Perhaps there were defects in anaphase at postembryonic cells, but we could not see anaphase bridges in any cells examined either by DAPI staining, thin section EM, or DIC microscopy. The lack of anaphase chromatin bridges in somatic nuclei of post-L2 gk324/gk324 animals can be explained by the fact that most somatic cells are not dividing or by the activity of checkpoints that block entry into mitosis. Consistent with the first possibility, we saw severe nuclear morphology defects in proliferating germline cells after the L3 stage. Furthermore, the lack of mitotic figures in germline cells was consistent with the activity (in germline cells) of one or more checkpoints that are inactive in embryos (Encalada et al., 2005). We cannot rule out that many of the phenotypes of baf-1 mutants, including the lack of proliferation of germ cells and VPCs and the thin and uncoordinated phenotype, could be the results of defects in overall postembryonic cell divisions. On the other hand, it is likely that most phenotypes are probably caused by the aberrant regulation of BAF-1–regulated genes because these phenotypes were either absent or different in worms containing mutations in the cell cycle genes (Boxem et al., 1999; Fay and Han, 2000). In addition, the specific binding of BAF-1 to the eff-1 promoter confirms that BAF-1 is directly involved in gene regulation, as suggested previously in mammalian retinal cells (Wang et al., 2002). Given the differences in the timing of various developmental stages in C. elegans and Drosophila and the uncertain rate of loss of maternally provided BAF-1 protein, we are struck by the general similarities between the null phenotypes of these two organisms.
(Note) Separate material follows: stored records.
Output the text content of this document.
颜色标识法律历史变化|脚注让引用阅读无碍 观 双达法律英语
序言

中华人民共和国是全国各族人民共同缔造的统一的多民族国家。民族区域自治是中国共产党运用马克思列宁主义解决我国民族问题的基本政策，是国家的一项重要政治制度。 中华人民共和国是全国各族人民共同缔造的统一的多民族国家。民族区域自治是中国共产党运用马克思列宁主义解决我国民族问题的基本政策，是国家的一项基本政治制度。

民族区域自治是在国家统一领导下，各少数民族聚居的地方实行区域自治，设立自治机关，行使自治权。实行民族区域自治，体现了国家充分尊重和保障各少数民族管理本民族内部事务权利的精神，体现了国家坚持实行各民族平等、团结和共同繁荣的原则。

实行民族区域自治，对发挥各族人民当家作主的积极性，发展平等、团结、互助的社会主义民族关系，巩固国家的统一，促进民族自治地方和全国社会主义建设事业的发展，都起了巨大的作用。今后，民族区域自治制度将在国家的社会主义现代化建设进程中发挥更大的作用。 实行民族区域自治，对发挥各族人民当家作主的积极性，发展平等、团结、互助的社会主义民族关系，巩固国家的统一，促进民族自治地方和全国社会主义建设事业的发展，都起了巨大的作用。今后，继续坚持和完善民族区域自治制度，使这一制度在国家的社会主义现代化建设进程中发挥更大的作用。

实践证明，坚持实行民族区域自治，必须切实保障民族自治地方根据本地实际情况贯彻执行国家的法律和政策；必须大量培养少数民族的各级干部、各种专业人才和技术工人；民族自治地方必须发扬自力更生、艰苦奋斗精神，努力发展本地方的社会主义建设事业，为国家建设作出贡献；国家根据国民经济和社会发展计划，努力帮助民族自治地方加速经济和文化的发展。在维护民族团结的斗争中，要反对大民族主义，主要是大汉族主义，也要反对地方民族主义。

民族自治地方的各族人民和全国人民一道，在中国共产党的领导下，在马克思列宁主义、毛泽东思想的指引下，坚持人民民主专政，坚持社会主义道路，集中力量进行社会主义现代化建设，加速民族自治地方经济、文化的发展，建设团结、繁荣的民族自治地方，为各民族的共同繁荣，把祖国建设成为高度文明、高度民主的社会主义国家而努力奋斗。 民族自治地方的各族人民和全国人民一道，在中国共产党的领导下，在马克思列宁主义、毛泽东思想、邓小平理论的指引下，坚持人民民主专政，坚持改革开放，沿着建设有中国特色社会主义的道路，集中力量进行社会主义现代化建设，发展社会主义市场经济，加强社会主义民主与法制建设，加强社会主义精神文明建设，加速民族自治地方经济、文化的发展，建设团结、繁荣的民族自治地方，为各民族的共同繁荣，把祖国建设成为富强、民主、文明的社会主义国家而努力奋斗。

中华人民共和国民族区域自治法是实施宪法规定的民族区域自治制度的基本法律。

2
In both organisms, BAF is required for efficient mitosis, chromatin organization, and nuclear envelope formation and also has partners involved in regulating tissue-specific roles during development. These results strongly support the hypothesis that many of BAF's roles are conserved in evolution. Our results suggest that BAF has additional partners involving the regulation of tissue-specific functions that remain to be discovered.
BAF-1 blocks the premature fusion of seam cells
In baf-1–null animals, the seam cells fused prematurely at the L3 stage. Most known genes involved in fusion and patterning of the epidermis are transcription factors (Podbilewicz, 2006). Ectopic and premature fusion of seam cells is also seen in worms deleted for ceh-16/engrailed (Cassata et al., 2005), which represses the transcription of a key gene, eff-1, encoding a cell surface protein that directly mediates most somatic cell fusion events in C. elegans (Shemer et al., 2004), including the ventral cell fusions required for vulva formation. The EFF-1 protein must be expressed in both cells for fusion to occur (Podbilewicz et al., 2006). Mutations in Ceh-16/engrailed derepress eff-1 and lead to abnormal fusion events during embryogenesis (Cassata et al., 2005). Ceh-16/engrailed normally blocks seam cell fusion to the syncytial hypodermis during embryogenesis. BAF is also involved in gene regulation. In mouse retinal cells, BAF inhibits gene expression by binding directly to Otx2, Crx, and other paired-like homeodomain transcription activators and blocks Crx-dependent gene expression in vivo (Wang et al., 2002). Our findings demonstrate that BAF-1 has more extensive roles in tissue-specific gene regulation because BAF-1 was required to prevent the premature fusion of seam cells. Our results suggest that BAF-1 normally represses eff-1 during embryogenesis and later stages of development by binding to the eff-1 promoter. It is also worth noting that BAF-1 is currently the only factor known to bind the eff-1 promoter directly.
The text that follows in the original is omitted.